Individuelle Messung ist bei orthopädischen Einlagen Pflicht

Schon in einer Stellungnahme der wissenschaftlichen Dienste des Deutschen Bundestages von 2019 seien die Gesundheitshandwerke als gefahrgeneigte Handwerke gekennzeichnet worden, wie Stephan erklärt. Dort heißt es: “Im Bereich der Gesundheitshandwerke besteht vorwiegend die Gefahr von Gesundheitsschäden durch fehlerhafte Behandlungen, falsche Messungen oder Fehlanpassungen …” (Dokumentation: Einteilung der Gewerbe in der Handwerksordnung und das Kriterium der Gefahrgeneigtheit, Wissenschaftliche Dienste des Deutschen Bundestages, 2019, S. 8). “Da liegt nach Ansicht des Gesetzgebers also ein Risiko. Allein schon durch die Zuordnung zu den gefahrgeneigten Handwerken sind Vermessung und Anpassung Leistungen, deren Qualität die qualifizierten Fachleute in den Betrieben der Leistungserbringer sicherstellen müssen und die sie selbst vorzunehmen haben. Denn aufgrund der hohen Gefahrneigung unterliegen diese Leistungen einer strengen Meisterpräsenzpflicht und Überwachung”, so Stephan.

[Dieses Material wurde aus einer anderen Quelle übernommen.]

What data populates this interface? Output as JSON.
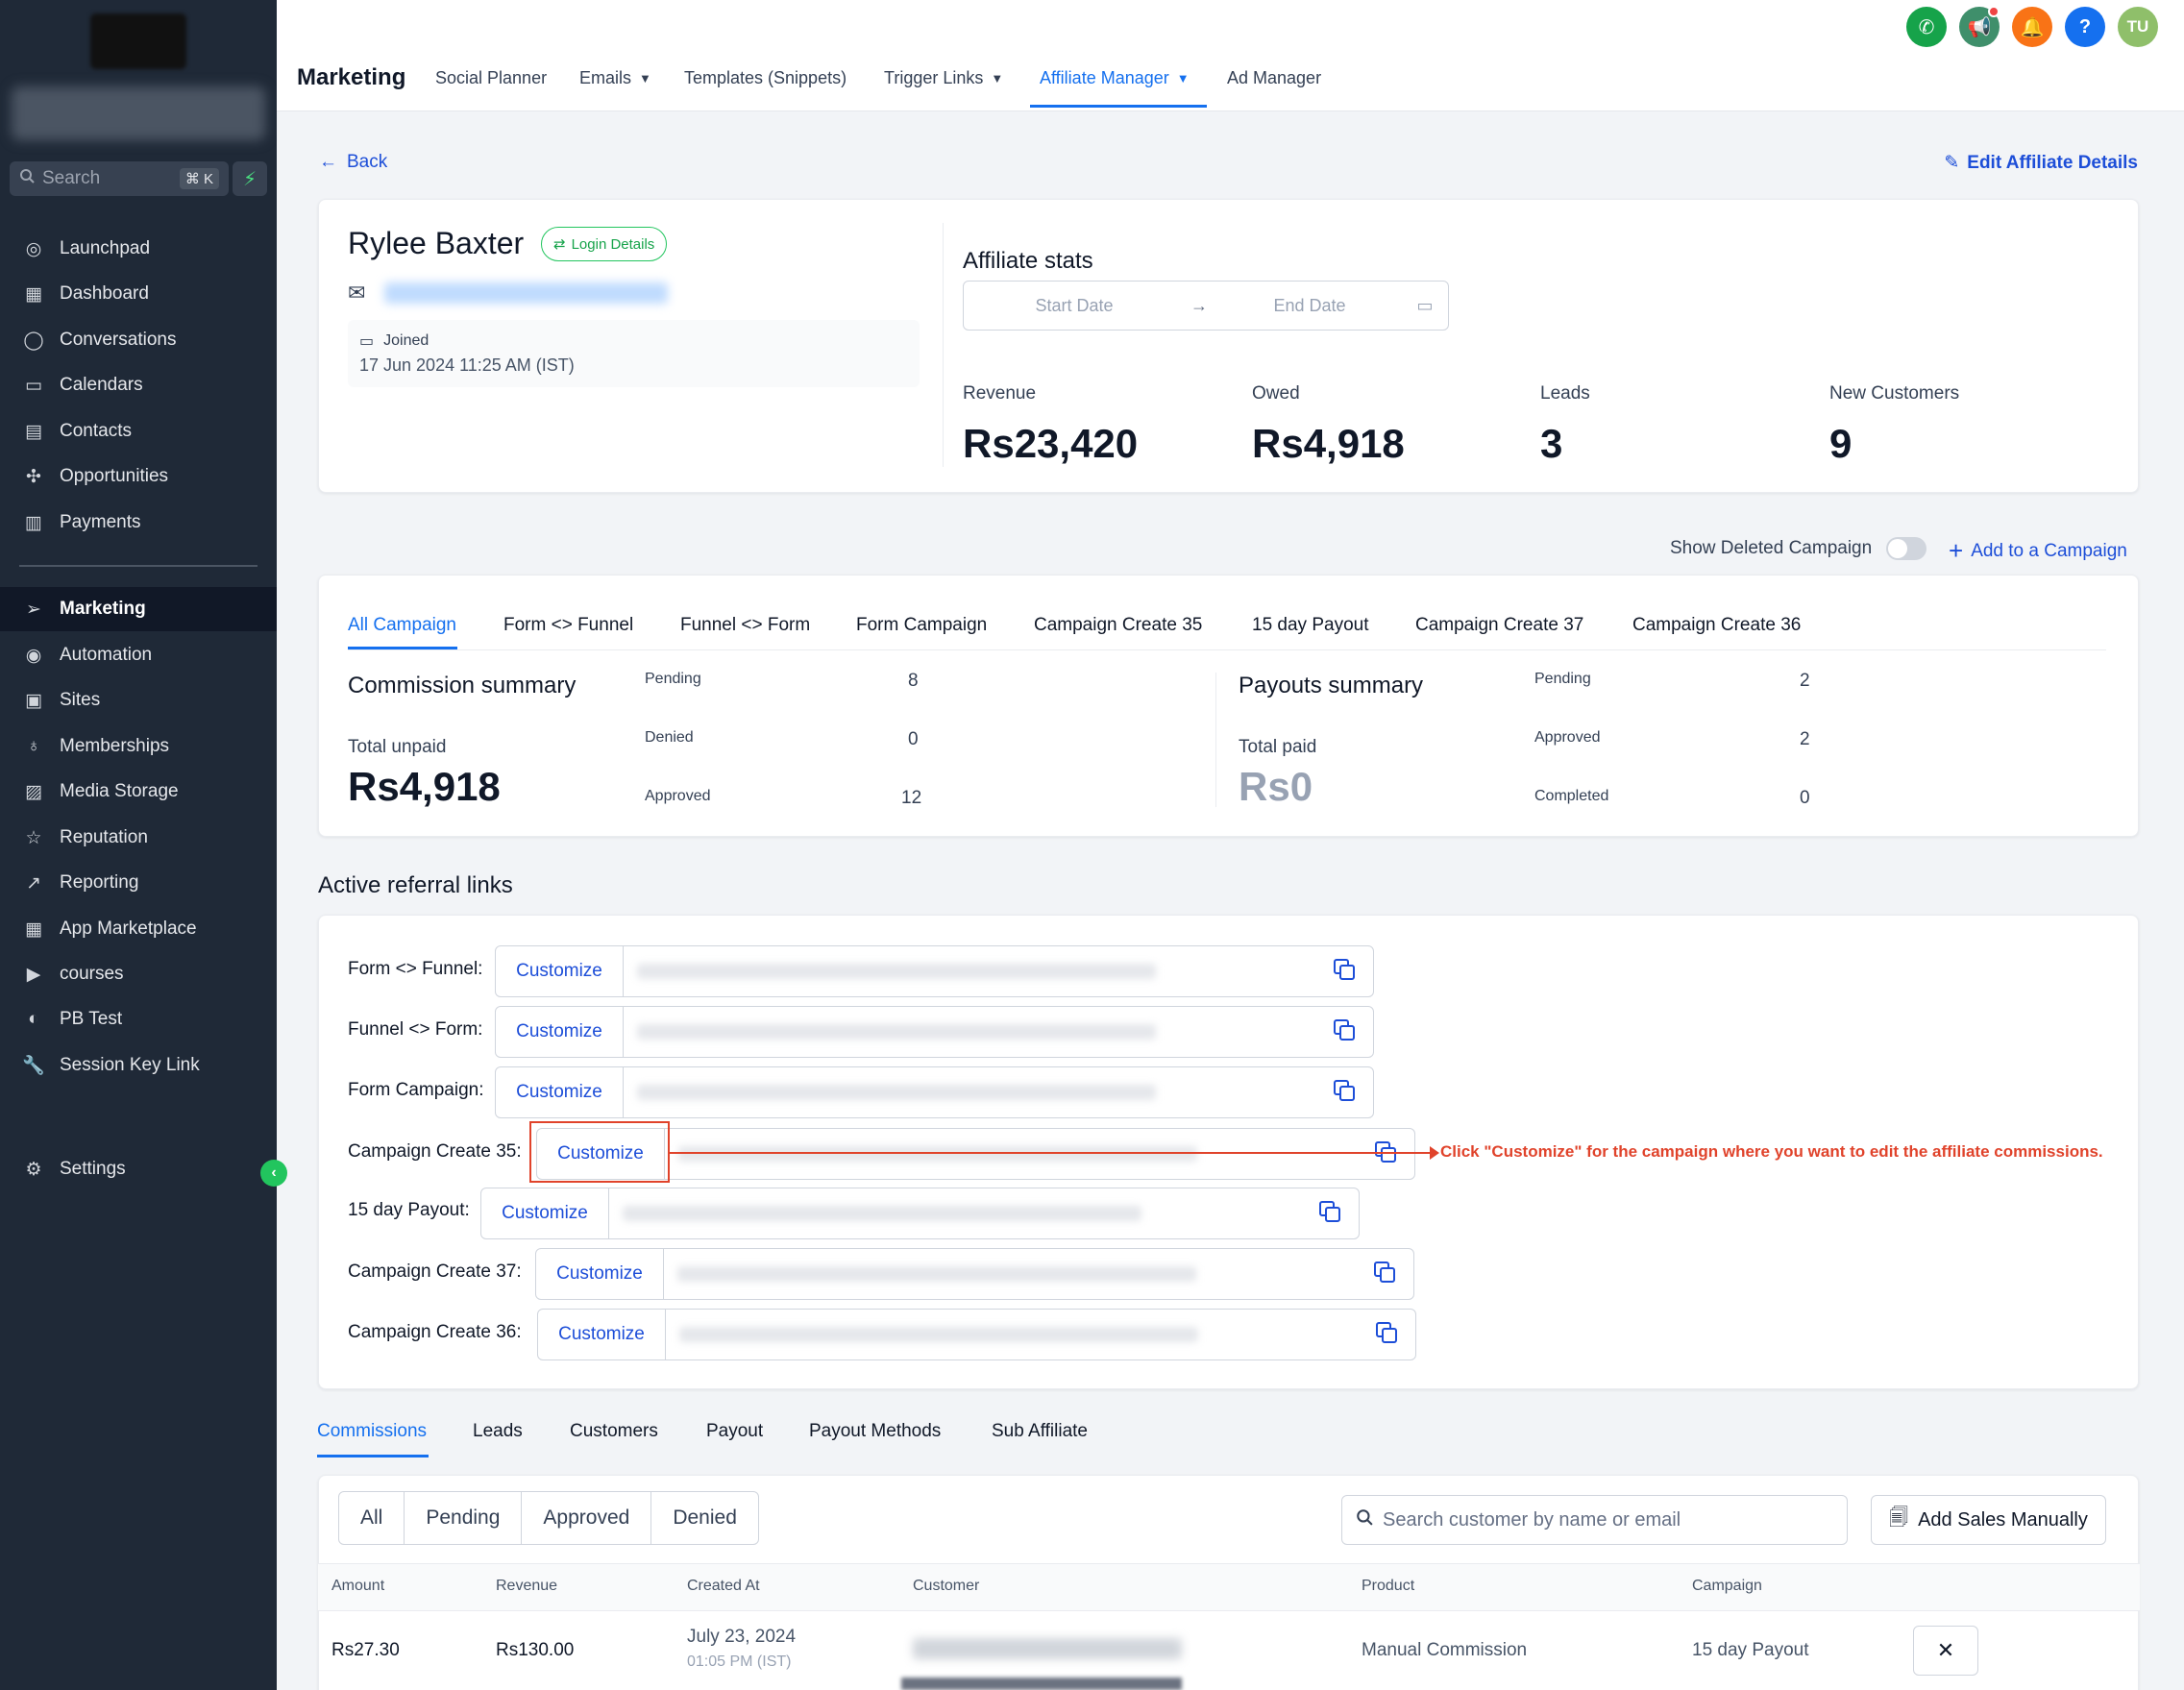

Auch der Bundesinnungsverband für Orthopädie-Technik (BIV-OT) kritisiert die Selbstvermessung durch die Patientinnen und Patienten: “Die korrekte Selbstvermessung, die craftsoles und BARMER von ihren Anwenderinnen und Anwendern verlangt, ist durch einen Laien nicht zu leisten”, unterstreicht BIV-OT-Präsident Alf Reuter. “Wir sehen hier eine grobe Verletzung notwendiger Qualitätsstandards in der Versorgung. Das Motto des craftsoles-/BARMER-Angebotes ‘Passt perfekt, passt zu Dir’ kann nur ironisch gemeint sein. Sollte eine dieser Einlagen bei den Betroffenen zu gesundheitlichen Folgeschäden führen – wer übernimmt dann die Haftung?“ Um hier Klarheit zu schaffen, hat der Bundesinnung BIV-OT das Bundesamt für Soziale Sicherung (BAS) um Überprüfung des neuen Versorgungskonzepts des Anbieters craftsoles in Kooperation mit der BARMER Ersatzkasse gebeten.